Dire ce qu’il en est malgré le supplice de défendre aujourd’hui ce qu’on a toujours combattu. N’est-ce pas une torture de prendre partie pour l’oppresseur d’hier ? Que faire s’il est l’oppressé du jour ? Le pouvoir change parfois de camp, mais les principes, eux, restent immuables.

Un coup d’Etat, un putsch, une usurpation, une trahison. Voilà ce qu’il en est. Point d’euphémisme, et ne cherchons pas à dissimuler ce qui vient de se passer en Egypte avec des mollesses verbales.

Des militaires qui déposent un président élu par un suffrage universel, le mettent en prison et avec lui tous les leaders de son parti, un parti soit dit en passant qui a raflé plus de 60 % des sièges dans des élections démocratiques, suspendent une constitution entérinée par un référendum populaire avec plus de 67 % des voix, autant dire un plébiscite.

Le « peuple » égyptien a certes rempli les rues d’Egypte et ses places dans un élan grandiose et unique dans l’Histoire pour demander la chute du régime, mais cela suffit-il pour déboulonner un régime installé par la volonté du peuple ?

La volonté du peuple se mesure en nombre de voix et pas en mètres carrés ni en décibels. Plus de 12 millions de personnes ont voté pour Chafik la dernière fois, ce qui remplit la place Tahrir plus de 5 fois, et pourtant ce n’est pas lui qui a gagné. N’est-ce pas cela la démocratie ? Doit-on réviser nos classiques ?
« Election : opération par laquelle des citoyens libres choisissent des maîtres. »

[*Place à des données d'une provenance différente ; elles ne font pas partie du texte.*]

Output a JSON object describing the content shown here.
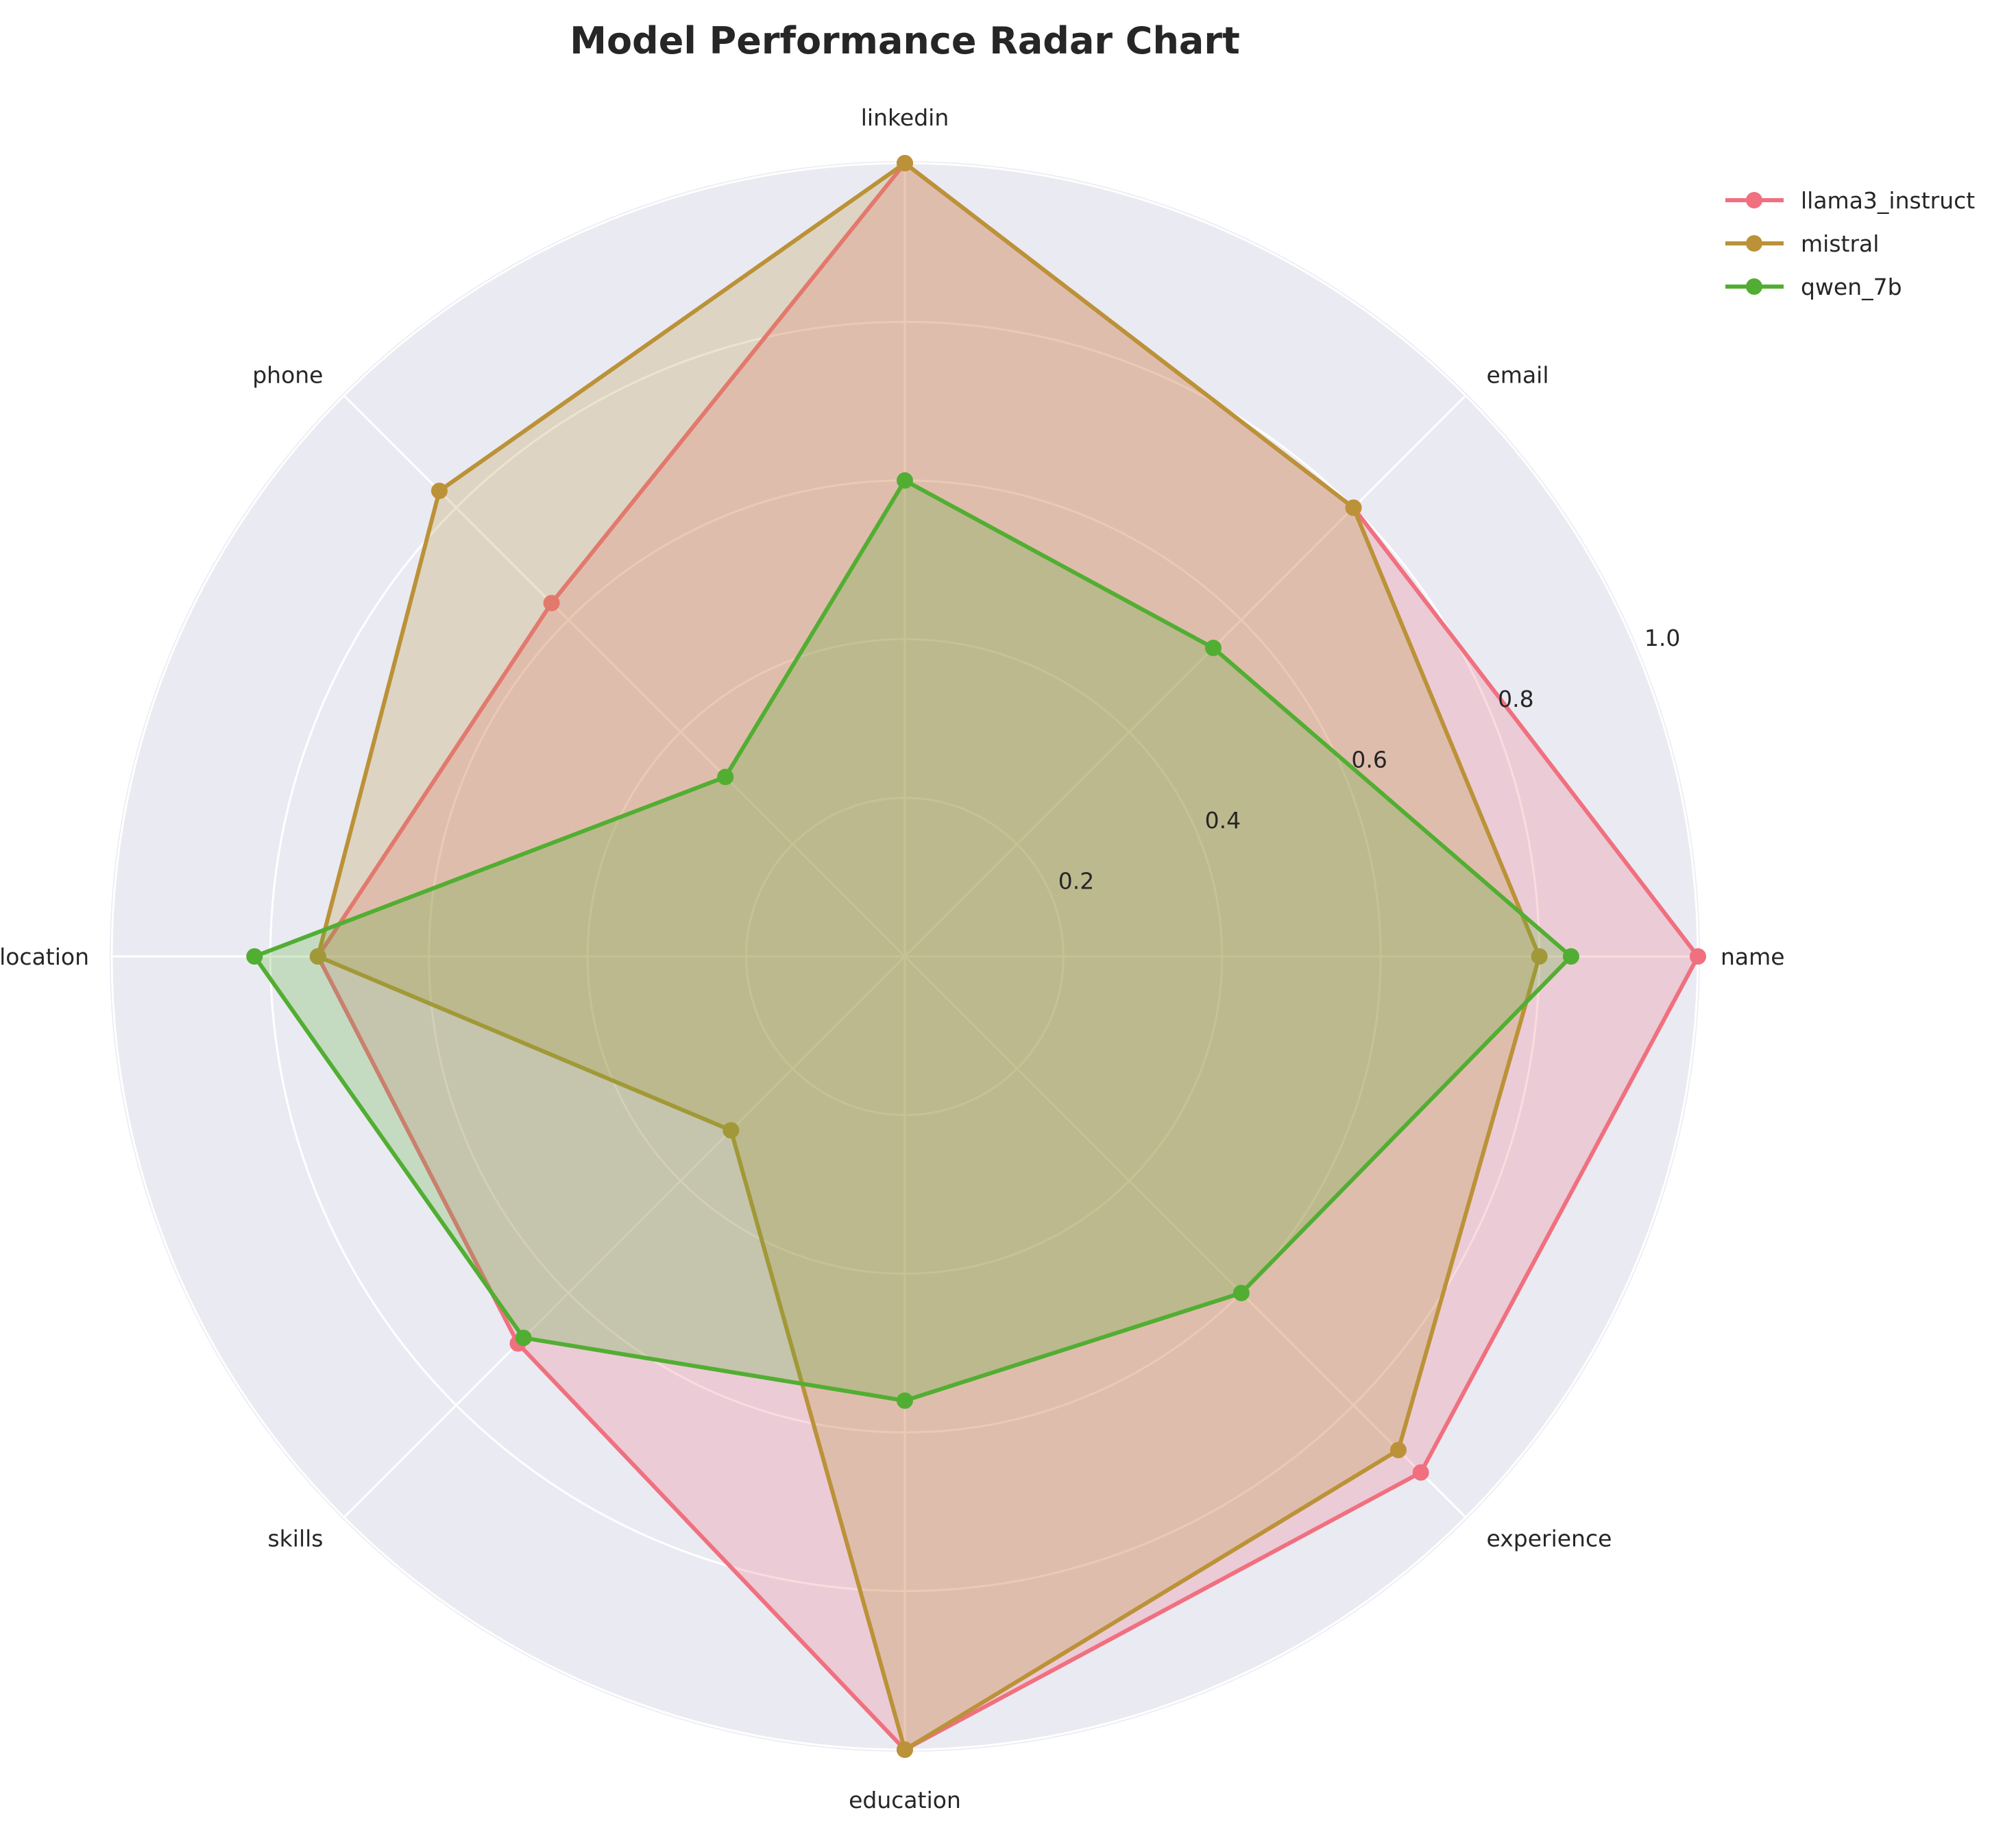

Et puis ce peuple a eu trois fois l’opportunité de faire essuyer aux Frères musulmans des échecs cuisants. Trois essais pour rejeter l’islam politique, trois balles pour flinguer la médiocrité ; et au lieu de cela ce grand peuple propulse cette confrérie au trône d’Egypte trois fois de suite. Alors rien de surprenant à ce que ces derniers se croient disposer d’un chèque en blanc. Et même avec cela, pas une chaîne de télé n’a été censurée, par un mot dans un article de journal n’a été raturé par le pouvoir en dépit d’une presse déchaînée. Bon gré mal gré, ils ont respecté la liberté de la presse mille fois mieux que leurs successeurs. Ça, c’est un fait.

Alors ce grand peuple n’a qu’à assumer ses choix ; et d’ailleurs il y a des millions de personnes qui les assument toujours et qui se sentent aujourd’hui poignardées. Ces gens ne me ressemblent pas. Je les crois dupés, aveuglés et pleinement dans l’erreur, mais je comprends parfaitement leur courroux.

Vous autres, progressistes, démocrates et militants de l’Etat de droit, n’est-ce pas honteux ce silence complice ou cette jouissance malséante ? N’est-ce pas une trahison des valeurs que vous avez défendues toute votre existence ? Alors sortez de cette gêne et dites la vérité, toute la vérité, rien que la vérité.

Quant à l’Egypte, ce pays que j’aime tant…. plus jamais il ne relèvera la tête. Le processus démocratique est piétiné, l’injustice est consommée et la confiance est à jamais ébranlée. Plus moyen de rebrousser chemin. La colère gronde et grondera encore, et le ressentiment sera toujours là. La furie a commencé et Dieu seul sait combien de cadavres il faudra avant qu’elle ne s’arrête.